Fact: Food is comforting. Fact: Some foods are more comforting than other foods. My comfort foods of choice have always centered around the chicken. My last meal on earth will be a multi course affair with every course containing chicken or its close friend, the egg. My weekly staple from the farmer’s market is a rotisserie chicken and a dozen eggs. My favorite easy and fast lunch is a bowl of instant chicken-flavored ramen soup with a poached egg poured into a large soup bowl full of baby spinach. I make a quick oven fried potato dish in a cast iron pan (recipe later this month) and right before pulling it out of the oven, I crack some eggs on top and let them bake right into the potatoes.
I have been thinking a lot about chicken lately because I have been in need of deep comfort for the past month. Elders have died. A close friend is ill. Never before have I craved these foods so deeply nor have I found the eating of these foods so healing. I have eaten out of boredom before, but never out of the need to heal. Lucky for me I know of a bakery across the bay in Oakland where amongst the standard bakery fare of cookies, cakes and pies are two rather improbable offerings: fried chicken sandwiches and egg salad sandwiches. Odd, no? Is it any surprise that I have been spending a lot of time there? I wonder if the owners of this small bakery realize just how much more than pies, cookies and fried chicken sandwiches they are providing. If the length of the line out the door is any indication, I am not the only one stopping in to get a dose of comfort.
Comfort and healing aside, their fried chicken sandwich is a taste and texture odyssey that plays out on so many different sensory levels. A fresh, real (not pre-fab) chicken breast half is battered and deep fried until the outside has formed a golden crust and the inside is cooked through but still moist. The piece of crunchy hot chicken is then placed in a large, soft roll, and smothered with coleslaw. Not mayonnaise based coleslaw. No, this is fresh, vinegar and oil based coleslaw with lots of slivered jalapenos and chopped parsley.
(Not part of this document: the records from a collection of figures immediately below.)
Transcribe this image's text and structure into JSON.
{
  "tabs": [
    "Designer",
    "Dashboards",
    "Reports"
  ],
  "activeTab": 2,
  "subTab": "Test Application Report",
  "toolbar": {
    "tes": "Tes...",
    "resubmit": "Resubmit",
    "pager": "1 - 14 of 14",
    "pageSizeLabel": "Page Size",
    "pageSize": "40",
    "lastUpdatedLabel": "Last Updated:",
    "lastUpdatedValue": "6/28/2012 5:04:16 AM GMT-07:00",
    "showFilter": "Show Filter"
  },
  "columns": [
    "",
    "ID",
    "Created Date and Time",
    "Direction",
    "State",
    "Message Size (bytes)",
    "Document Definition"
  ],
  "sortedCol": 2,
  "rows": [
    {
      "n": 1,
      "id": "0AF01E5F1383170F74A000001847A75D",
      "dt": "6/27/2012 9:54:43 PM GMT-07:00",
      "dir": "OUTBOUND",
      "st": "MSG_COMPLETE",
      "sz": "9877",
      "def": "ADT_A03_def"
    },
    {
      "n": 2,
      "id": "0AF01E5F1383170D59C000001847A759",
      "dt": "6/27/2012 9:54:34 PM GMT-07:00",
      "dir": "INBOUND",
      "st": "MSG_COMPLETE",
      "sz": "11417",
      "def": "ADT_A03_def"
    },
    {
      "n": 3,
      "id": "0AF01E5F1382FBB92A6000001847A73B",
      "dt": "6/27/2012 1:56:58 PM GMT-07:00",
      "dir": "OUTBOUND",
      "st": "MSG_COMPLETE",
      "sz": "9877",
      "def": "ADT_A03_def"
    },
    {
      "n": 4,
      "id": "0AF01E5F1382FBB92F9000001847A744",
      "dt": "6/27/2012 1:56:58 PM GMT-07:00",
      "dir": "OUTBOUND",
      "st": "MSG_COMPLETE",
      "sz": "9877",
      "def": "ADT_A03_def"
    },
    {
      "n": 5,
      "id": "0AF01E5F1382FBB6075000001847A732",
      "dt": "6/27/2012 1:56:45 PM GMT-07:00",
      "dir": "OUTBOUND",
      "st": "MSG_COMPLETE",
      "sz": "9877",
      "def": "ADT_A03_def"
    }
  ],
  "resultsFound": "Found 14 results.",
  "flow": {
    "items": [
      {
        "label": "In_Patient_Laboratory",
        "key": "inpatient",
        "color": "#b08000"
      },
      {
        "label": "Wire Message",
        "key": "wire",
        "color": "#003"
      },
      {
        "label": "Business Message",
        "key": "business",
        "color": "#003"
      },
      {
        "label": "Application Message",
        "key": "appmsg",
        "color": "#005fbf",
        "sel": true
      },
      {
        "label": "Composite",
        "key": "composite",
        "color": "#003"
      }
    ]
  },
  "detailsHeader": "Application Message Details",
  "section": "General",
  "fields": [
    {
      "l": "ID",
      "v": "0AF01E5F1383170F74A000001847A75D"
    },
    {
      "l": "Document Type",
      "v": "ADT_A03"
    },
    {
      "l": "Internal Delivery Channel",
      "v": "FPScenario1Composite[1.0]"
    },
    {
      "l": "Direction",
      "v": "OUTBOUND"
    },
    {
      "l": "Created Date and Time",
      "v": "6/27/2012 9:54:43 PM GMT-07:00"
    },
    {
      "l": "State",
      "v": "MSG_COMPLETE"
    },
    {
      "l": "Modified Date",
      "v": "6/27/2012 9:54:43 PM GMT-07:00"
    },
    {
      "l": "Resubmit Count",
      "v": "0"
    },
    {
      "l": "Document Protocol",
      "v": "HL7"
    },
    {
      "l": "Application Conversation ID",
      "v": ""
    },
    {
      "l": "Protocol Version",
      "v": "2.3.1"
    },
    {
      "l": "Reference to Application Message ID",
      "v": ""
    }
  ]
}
As you bite into this huge sandwich (carefully wrapped in paper, then sliced in half and wrapped again), your teeth first sink through the soft roll, then hit the crunchy crust of the warm, juicy chicken.
At just the moment that you are crunching through the chicken’s crust your taste buds are awakened by the acid of the vinegar and the spicy heat of the jalapeno in the crispy slaw. The play of soft and crispy textures against heat and acid is sensational. Literally. The spicy saltiness is relieved by the sweetness of both the soft roll and the warm white breast meat. You could eat this sandwich every day and not grow tired of it. I would if I could. It is a wonder.
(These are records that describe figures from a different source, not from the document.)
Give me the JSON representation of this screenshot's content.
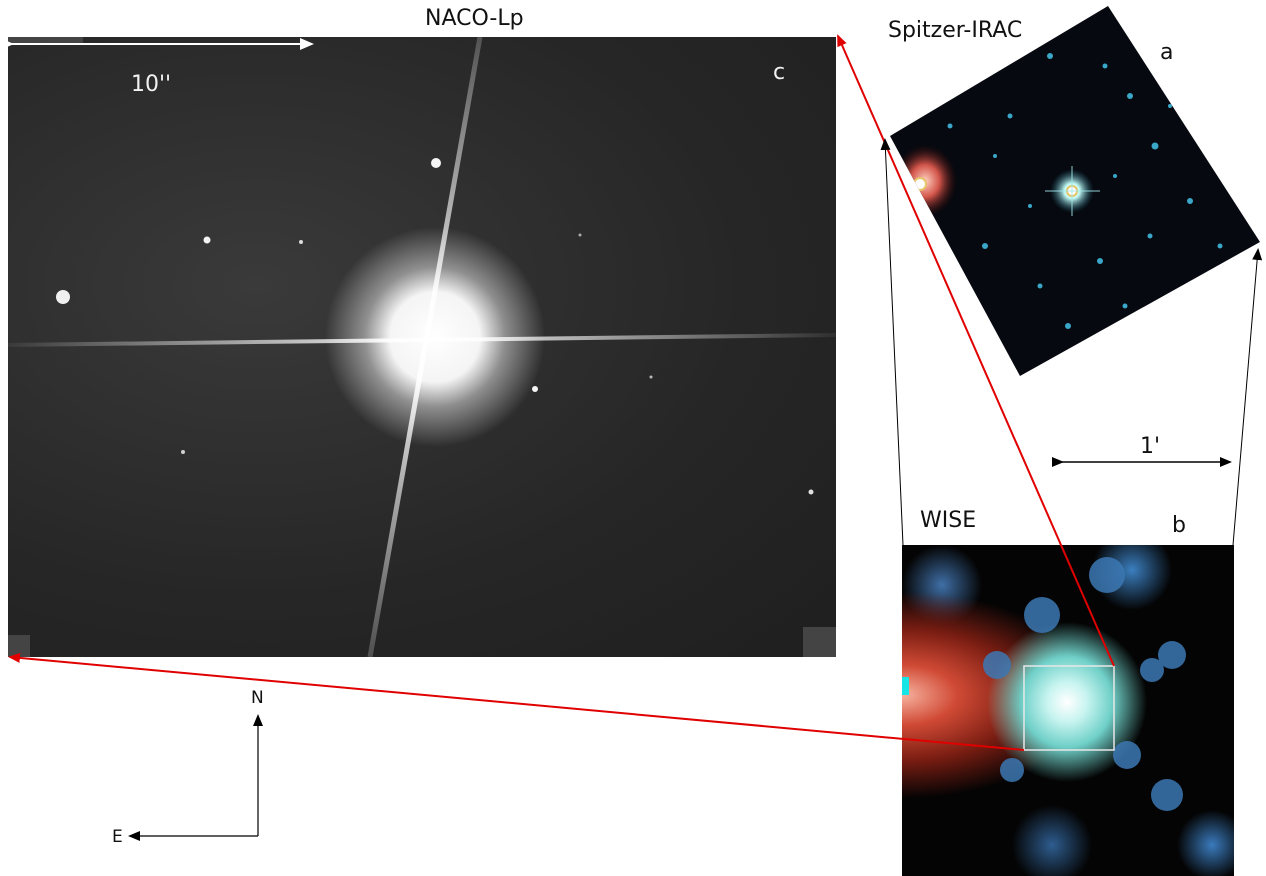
{
  "labels": {
    "naco_title": "NACO-Lp",
    "irac_title": "Spitzer-IRAC",
    "wise_title": "WISE",
    "panel_a": "a",
    "panel_b": "b",
    "panel_c": "c",
    "scale_10arcsec": "10''",
    "scale_1arcmin": "1'",
    "north": "N",
    "east": "E"
  },
  "colors": {
    "connector_red": "#e00000",
    "connector_black": "#000000",
    "scale_arrow_white": "#ffffff"
  }
}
While I wouldn’t even begin to try to make the fried chicken sandwich at home, I have attempted the egg salad sandwich on my own. This is what I have found. The fashion and food theory that ‘less is more’ does not apply to an egg salad sandwich. When I decided to work on this recipe I had assumed that a couple of boiled eggs, a little mayo, mustard, salt and pepper would be enough to satisfy. Not so. This egg salad was lacking a certain something. This egg salad tasted like something from my 8th grade home ECS class. BORING. So I did what every self respecting food consultant does—I opened up the refrigerator door and stared in. (Other consultants will lie to you and tell you that they just book a flight to an exotic land, either Morocco or Thailand, for inspiration. This is not true. They are all standing in front of their open refrigerator doors murmuring ‘now what?’). Back to the refrigerator. Green olives? Why not? Arugula? Sure. Walnuts? Crunchy. I like crunch. Then I moved over to the kitchen counter. Fresh baguette? Perfect.
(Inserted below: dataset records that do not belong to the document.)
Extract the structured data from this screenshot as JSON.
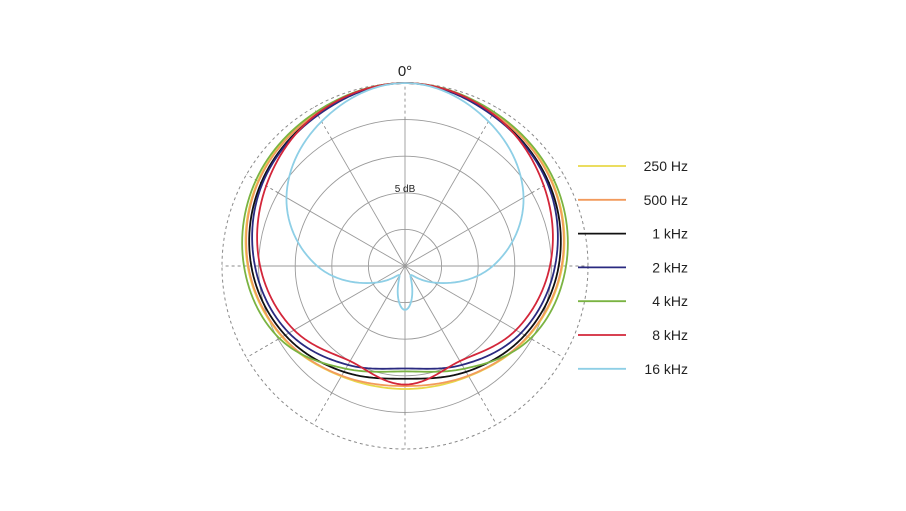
{
  "chart_data": {
    "type": "polar",
    "angle_zero_label": "0°",
    "ring_label": "5 dB",
    "rlim": [
      -25,
      0
    ],
    "ring_step_db": 5,
    "angle_step_deg": 30,
    "grid": true,
    "legend_position": "right",
    "angles": [
      0,
      30,
      60,
      90,
      120,
      150,
      180,
      210,
      240,
      270,
      300,
      330
    ],
    "series": [
      {
        "name": "250 Hz",
        "color": "#e8d84a",
        "values": [
          0,
          -0.8,
          -1.8,
          -3.5,
          -5.6,
          -7.6,
          -8.2,
          -7.6,
          -5.6,
          -3.5,
          -1.8,
          -0.8
        ]
      },
      {
        "name": "500 Hz",
        "color": "#f29a5c",
        "values": [
          0,
          -0.9,
          -1.9,
          -3.6,
          -5.7,
          -7.7,
          -8.6,
          -7.7,
          -5.7,
          -3.6,
          -1.9,
          -0.9
        ]
      },
      {
        "name": "1 kHz",
        "color": "#111111",
        "values": [
          0,
          -1.1,
          -2.3,
          -4.0,
          -6.1,
          -8.3,
          -9.6,
          -8.3,
          -6.1,
          -4.0,
          -2.3,
          -1.1
        ]
      },
      {
        "name": "2 kHz",
        "color": "#2a2a80",
        "values": [
          0,
          -1.2,
          -2.5,
          -4.5,
          -6.7,
          -9.4,
          -11.0,
          -9.4,
          -6.7,
          -4.5,
          -2.5,
          -1.2
        ]
      },
      {
        "name": "4 kHz",
        "color": "#7ab342",
        "values": [
          0,
          -0.7,
          -1.5,
          -3.0,
          -5.2,
          -8.8,
          -10.6,
          -8.8,
          -5.2,
          -3.0,
          -1.5,
          -0.7
        ]
      },
      {
        "name": "8 kHz",
        "color": "#d3263a",
        "values": [
          0,
          -1.0,
          -3.1,
          -5.2,
          -7.5,
          -10.0,
          -8.8,
          -10.0,
          -7.5,
          -5.2,
          -3.1,
          -1.0
        ]
      },
      {
        "name": "16 kHz",
        "color": "#8ecfe6",
        "values": [
          0,
          -2.2,
          -6.3,
          -13.0,
          -20.5,
          -23.5,
          -19.0,
          -23.5,
          -20.5,
          -13.0,
          -6.3,
          -2.2
        ]
      }
    ]
  }
}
After much chopping, stirring and tasting I believe I have created an egg salad sandwich which will bring on what I call the ‘mmmm’s’. That soft, low sound that originates at the base of the cranium and resonates up through the head—only heard coming from someone who has just bitten into something truly delicious. A most comforting sound.
Egg Salad Sandwich
6 hard boiled eggs, peeled and chopped coarsely
1/3 cup mayo (preferably Hellman’s or Best Foods)
1/2 teaspoon Dijon mustard
12 green olives, pitted, chopped
freshly ground black pepper
salt to taste
2 tablespoons walnuts, toasted
Mix together first six ingredients. Chill for an hour. Spread on toasted baguette, top with walnuts and arugula.
Yield: 2 big sandwiches (serve open face).